Related research papers
- Abad-Morales V, Wert A, Ruiz Gómez MÁ, Navarro R, Pomares E. New Insights on the Genetic Basis Underlying SHILCA Syndrome: Characterization of the NMNAT1 Pathological Alterations Due to Compound Heterozygous Mutations and Identification of a Novel Alternative Isoform. Int J Mol Sci. 2021 Feb 24;22(5):2262.
- Abad-Morales V, Navarro R, Burés-Jelstrup A, Pomares E. Identification of a novel homozygous ARSG mutation as the second cause of Usher syndrome type 4. Am J Ophthalmol Case Rep. 2020 May 8;19:100736
- Riera M, Navarro R, Ruiz-Nogales S, Méndez P, Burés-Jelstrup A, Corcóstegui B, Pomares E. Whole exome sequencing using Ion Proton system enables reliable genetic diagnosis of inherited retinal dystrophies.

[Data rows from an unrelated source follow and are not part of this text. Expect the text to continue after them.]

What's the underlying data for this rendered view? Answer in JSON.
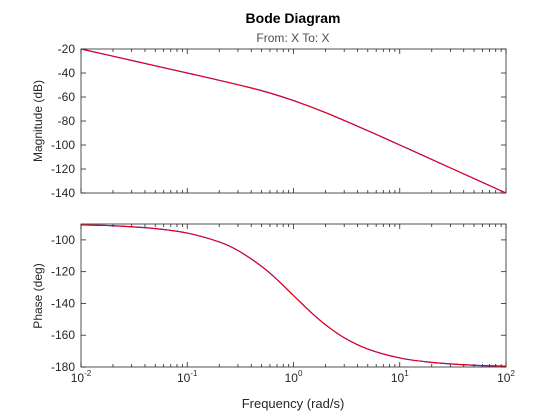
{
  "title": "Bode Diagram",
  "subtitle": "From: X  To: X",
  "chart_data": [
    {
      "type": "line",
      "panel": "magnitude",
      "ylabel": "Magnitude (dB)",
      "xscale": "log",
      "xlim": [
        0.01,
        100
      ],
      "ylim": [
        -140,
        -20
      ],
      "yticks": [
        -20,
        -40,
        -60,
        -80,
        -100,
        -120,
        -140
      ],
      "grid": false,
      "series": [
        {
          "color": "#0000ff",
          "x": [
            0.01,
            0.02,
            0.05,
            0.1,
            0.2,
            0.5,
            1,
            2,
            5,
            10,
            20,
            50,
            100
          ],
          "values": [
            -20,
            -26,
            -34,
            -40,
            -46.1,
            -54.7,
            -63,
            -73,
            -88.1,
            -100,
            -112,
            -128,
            -140
          ]
        },
        {
          "color": "#ff0000",
          "x": [
            0.01,
            0.02,
            0.05,
            0.1,
            0.2,
            0.5,
            1,
            2,
            5,
            10,
            20,
            50,
            100
          ],
          "values": [
            -20,
            -26,
            -34,
            -40,
            -46.1,
            -54.7,
            -63,
            -73,
            -88.1,
            -100,
            -112,
            -128,
            -140
          ]
        }
      ]
    },
    {
      "type": "line",
      "panel": "phase",
      "ylabel": "Phase (deg)",
      "xlabel": "Frequency (rad/s)",
      "xscale": "log",
      "xlim": [
        0.01,
        100
      ],
      "ylim": [
        -180,
        -90
      ],
      "yticks": [
        -100,
        -120,
        -140,
        -160,
        -180
      ],
      "xticks": [
        {
          "base": "10",
          "exp": "-2"
        },
        {
          "base": "10",
          "exp": "-1"
        },
        {
          "base": "10",
          "exp": "0"
        },
        {
          "base": "10",
          "exp": "1"
        },
        {
          "base": "10",
          "exp": "2"
        }
      ],
      "grid": false,
      "series": [
        {
          "color": "#0000ff",
          "x": [
            0.01,
            0.02,
            0.05,
            0.1,
            0.2,
            0.3,
            0.5,
            0.7,
            1,
            1.5,
            2,
            3,
            5,
            10,
            20,
            50,
            100
          ],
          "values": [
            -90.6,
            -91.1,
            -92.9,
            -95.7,
            -101.3,
            -106.7,
            -116.6,
            -125,
            -135,
            -146.3,
            -153.4,
            -161.6,
            -168.7,
            -174.3,
            -177.1,
            -178.9,
            -179.4
          ]
        },
        {
          "color": "#ff0000",
          "x": [
            0.01,
            0.02,
            0.05,
            0.1,
            0.2,
            0.3,
            0.5,
            0.7,
            1,
            1.5,
            2,
            3,
            5,
            10,
            20,
            50,
            100
          ],
          "values": [
            -90.6,
            -91.1,
            -92.9,
            -95.7,
            -101.3,
            -106.7,
            -116.6,
            -125,
            -135,
            -146.3,
            -153.4,
            -161.6,
            -168.7,
            -174.3,
            -177.1,
            -178.9,
            -179.4
          ]
        }
      ]
    }
  ]
}
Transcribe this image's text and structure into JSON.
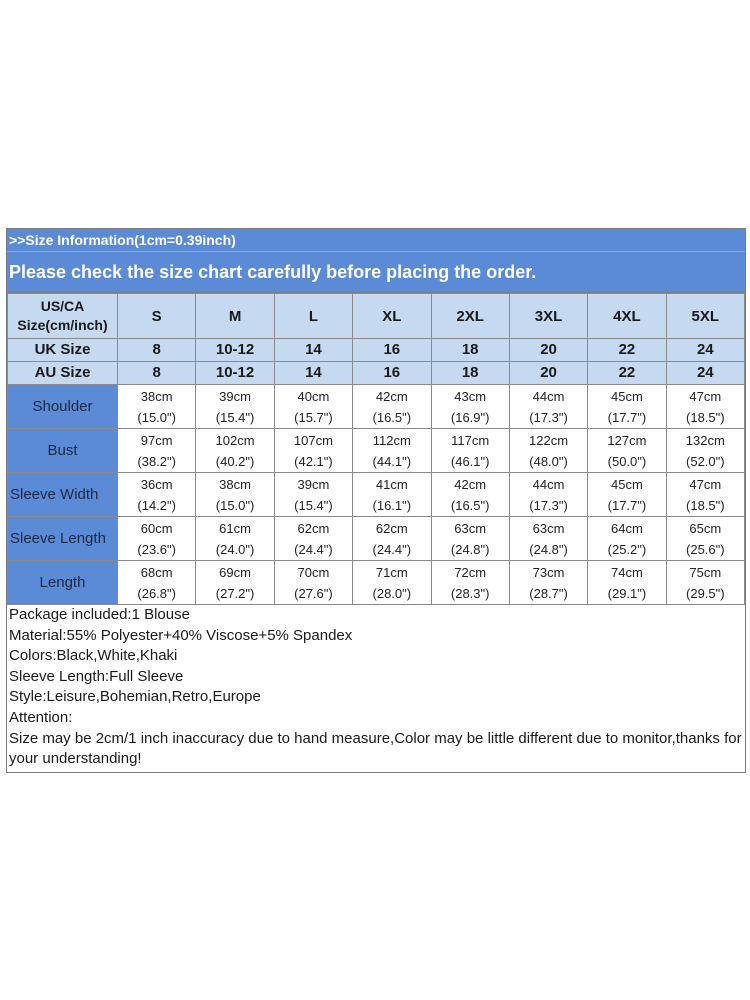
{
  "banner": {
    "info": ">>Size Information(1cm=0.39inch)",
    "warning": "Please check the size chart carefully before placing the order."
  },
  "table": {
    "corner_label": "US/CA Size(cm/inch)",
    "sizes": [
      "S",
      "M",
      "L",
      "XL",
      "2XL",
      "3XL",
      "4XL",
      "5XL"
    ],
    "alt_rows": [
      {
        "label": "UK Size",
        "values": [
          "8",
          "10-12",
          "14",
          "16",
          "18",
          "20",
          "22",
          "24"
        ]
      },
      {
        "label": "AU Size",
        "values": [
          "8",
          "10-12",
          "14",
          "16",
          "18",
          "20",
          "22",
          "24"
        ]
      }
    ],
    "measure_rows": [
      {
        "label": "Shoulder",
        "align": "center",
        "cm": [
          "38cm",
          "39cm",
          "40cm",
          "42cm",
          "43cm",
          "44cm",
          "45cm",
          "47cm"
        ],
        "inch": [
          "(15.0\")",
          "(15.4\")",
          "(15.7\")",
          "(16.5\")",
          "(16.9\")",
          "(17.3\")",
          "(17.7\")",
          "(18.5\")"
        ]
      },
      {
        "label": "Bust",
        "align": "center",
        "cm": [
          "97cm",
          "102cm",
          "107cm",
          "112cm",
          "117cm",
          "122cm",
          "127cm",
          "132cm"
        ],
        "inch": [
          "(38.2\")",
          "(40.2\")",
          "(42.1\")",
          "(44.1\")",
          "(46.1\")",
          "(48.0\")",
          "(50.0\")",
          "(52.0\")"
        ]
      },
      {
        "label": "Sleeve Width",
        "align": "left",
        "cm": [
          "36cm",
          "38cm",
          "39cm",
          "41cm",
          "42cm",
          "44cm",
          "45cm",
          "47cm"
        ],
        "inch": [
          "(14.2\")",
          "(15.0\")",
          "(15.4\")",
          "(16.1\")",
          "(16.5\")",
          "(17.3\")",
          "(17.7\")",
          "(18.5\")"
        ]
      },
      {
        "label": "Sleeve Length",
        "align": "left",
        "cm": [
          "60cm",
          "61cm",
          "62cm",
          "62cm",
          "63cm",
          "63cm",
          "64cm",
          "65cm"
        ],
        "inch": [
          "(23.6\")",
          "(24.0\")",
          "(24.4\")",
          "(24.4\")",
          "(24.8\")",
          "(24.8\")",
          "(25.2\")",
          "(25.6\")"
        ]
      },
      {
        "label": "Length",
        "align": "center",
        "cm": [
          "68cm",
          "69cm",
          "70cm",
          "71cm",
          "72cm",
          "73cm",
          "74cm",
          "75cm"
        ],
        "inch": [
          "(26.8\")",
          "(27.2\")",
          "(27.6\")",
          "(28.0\")",
          "(28.3\")",
          "(28.7\")",
          "(29.1\")",
          "(29.5\")"
        ]
      }
    ]
  },
  "notes": [
    "Package included:1 Blouse",
    "Material:55% Polyester+40% Viscose+5% Spandex",
    "Colors:Black,White,Khaki",
    "Sleeve Length:Full Sleeve",
    "Style:Leisure,Bohemian,Retro,Europe",
    "Attention:",
    "Size may be 2cm/1 inch inaccuracy due to hand measure,Color may be little different due to monitor,thanks for your understanding!"
  ],
  "colors": {
    "banner_blue": "#5b8bd6",
    "header_light_blue": "#c5d9f1"
  }
}
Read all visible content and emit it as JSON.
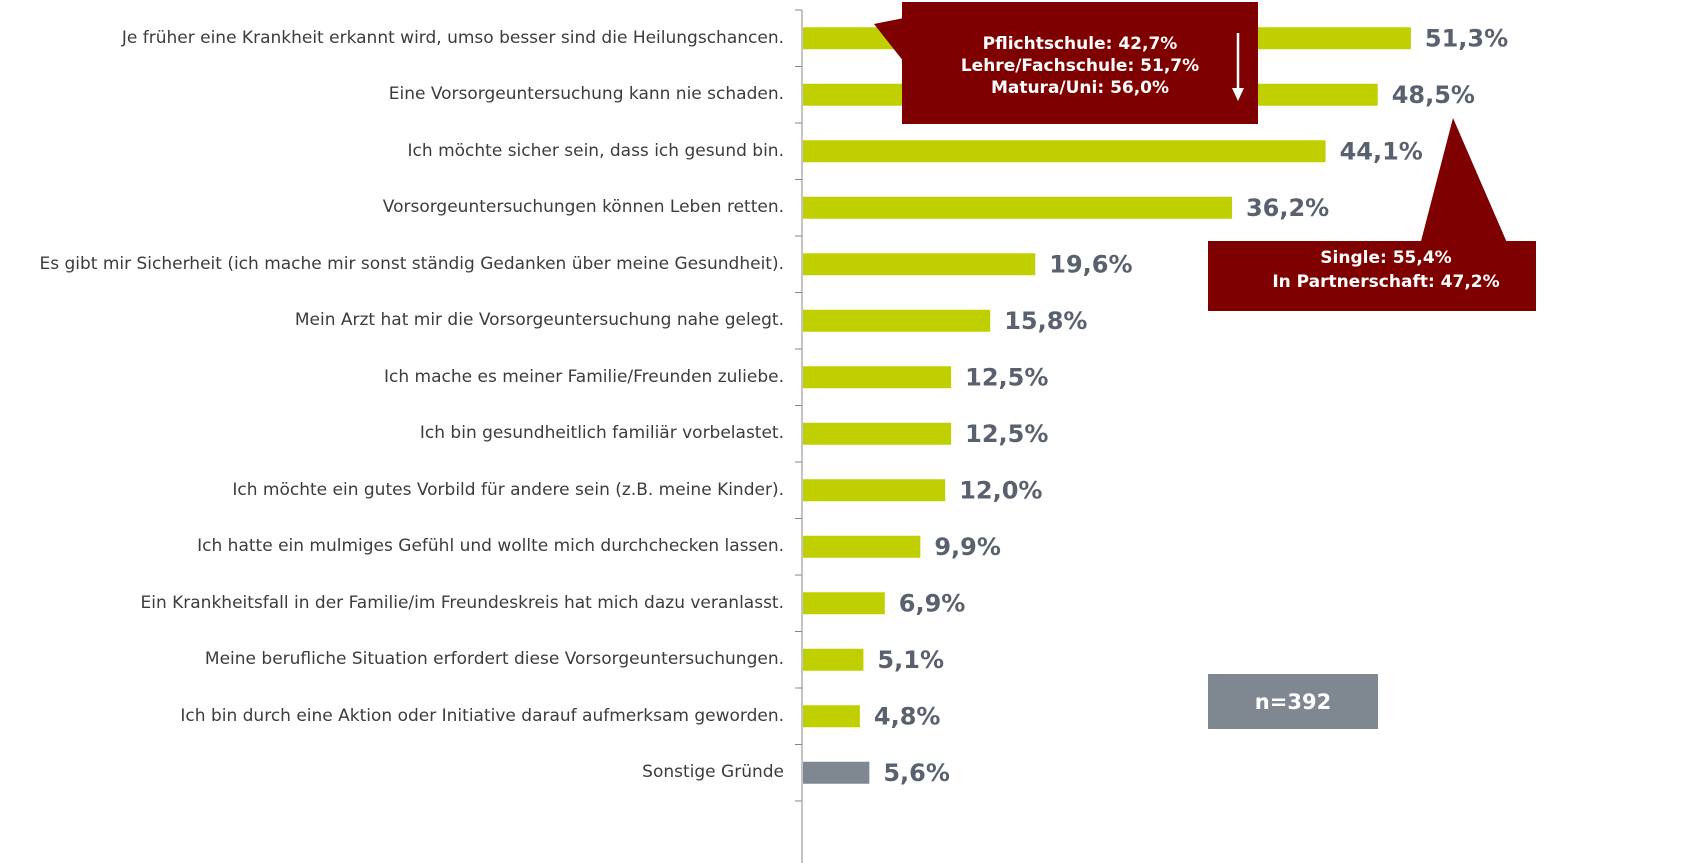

Sci Rep. 2017 Feb 9;7:42078.
- Riera M, Abad-Morales V, Navarro R, Ruiz-Nogales S, Méndez-Vendrell P, Corcostegui B, Pomares E. Expanding the retinal phenotype of RP1: from retinitis pigmentosa to a novel and singular macular dystrophy. Br J Ophthalmol. 2019 May 11.
- Abad-Morales V, Burés-Jelstrup A, Navarro R, Ruiz-Nogales S, Méndez-Vendrell P, Corcóstegui B, Pomares E. Characterization of the cone-rod dystrophy retinal phenotype caused by novel homozygous DRAM2 mutations. Exp Eye Res. 2019 Aug 5;187:107752.